I contacted Sergeant Philo Hollingsworth in the third transport. He said, “A few bruises; they’ll get over it.”
I got no response from the fourth and fifth transports. The pilot checked the radar and confirmed that both ships were gone.
CHAPTER SEVENTEEN
Seen from the inside, the shine from the ion curtain made my eyes hurt, but it did not leave me blind. Given another few hours, my eyes would adjust. The same thing had happened on New Copenhagen; we wore sunglasses much of the time, but we learned to live with the glare.

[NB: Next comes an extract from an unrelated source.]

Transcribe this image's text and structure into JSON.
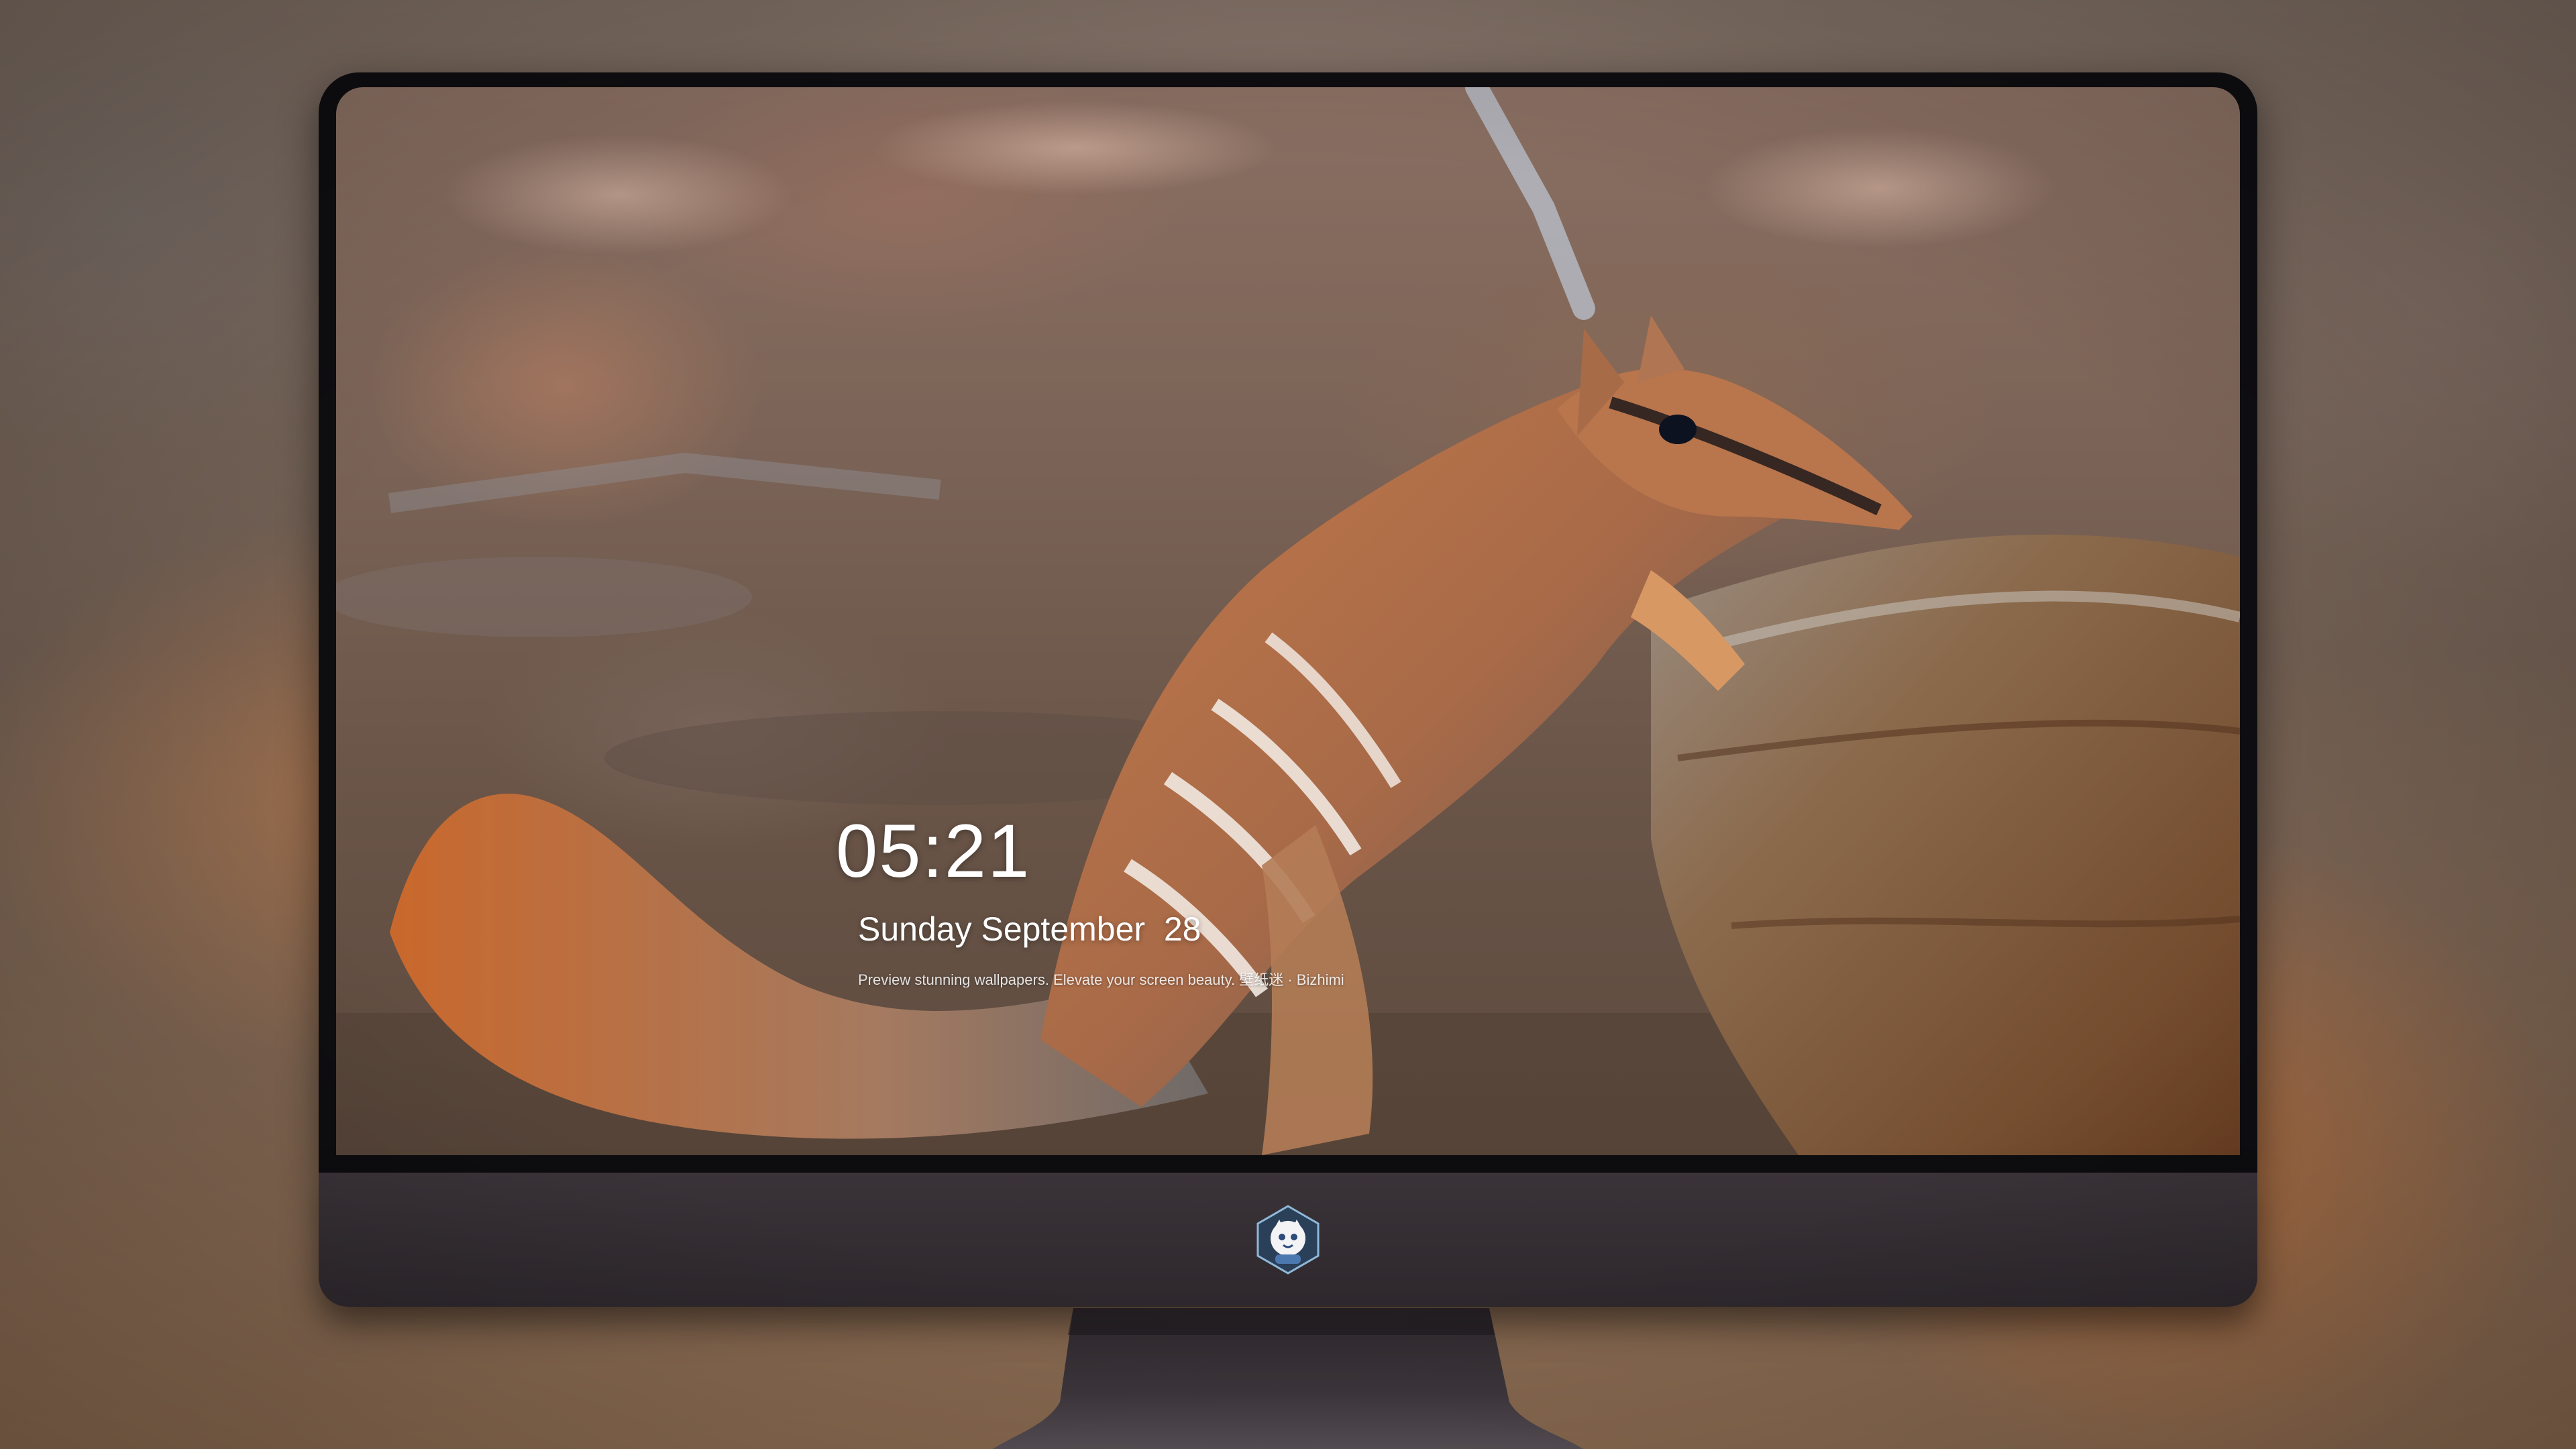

We entered the airspace over Norristown. The wreckage that had once been a capital city reminded me of ancient ruins. The skeletons of a few tall buildings poked out of the debris below us like plants growing out of a rocky field. A three-story-tall water tower pointed up at us like an accusing finger. Norristown, once a showcase city, had become an entropic mess, with heaps of rubble, broken streets, and the occasional straight edge of a wall or walkway.
We passed over a suburb in which pockets of homes and parks remained untouched by the destruction around them. A church with twin steeples rose out of a ground like a giant gravestone. Past the church, the deep blue depths of the Norris River cut across town. I spotted the remains of a suspension bridge. Half of it lay visible under the water like a sunken ship; the other half looked solid enough to cross.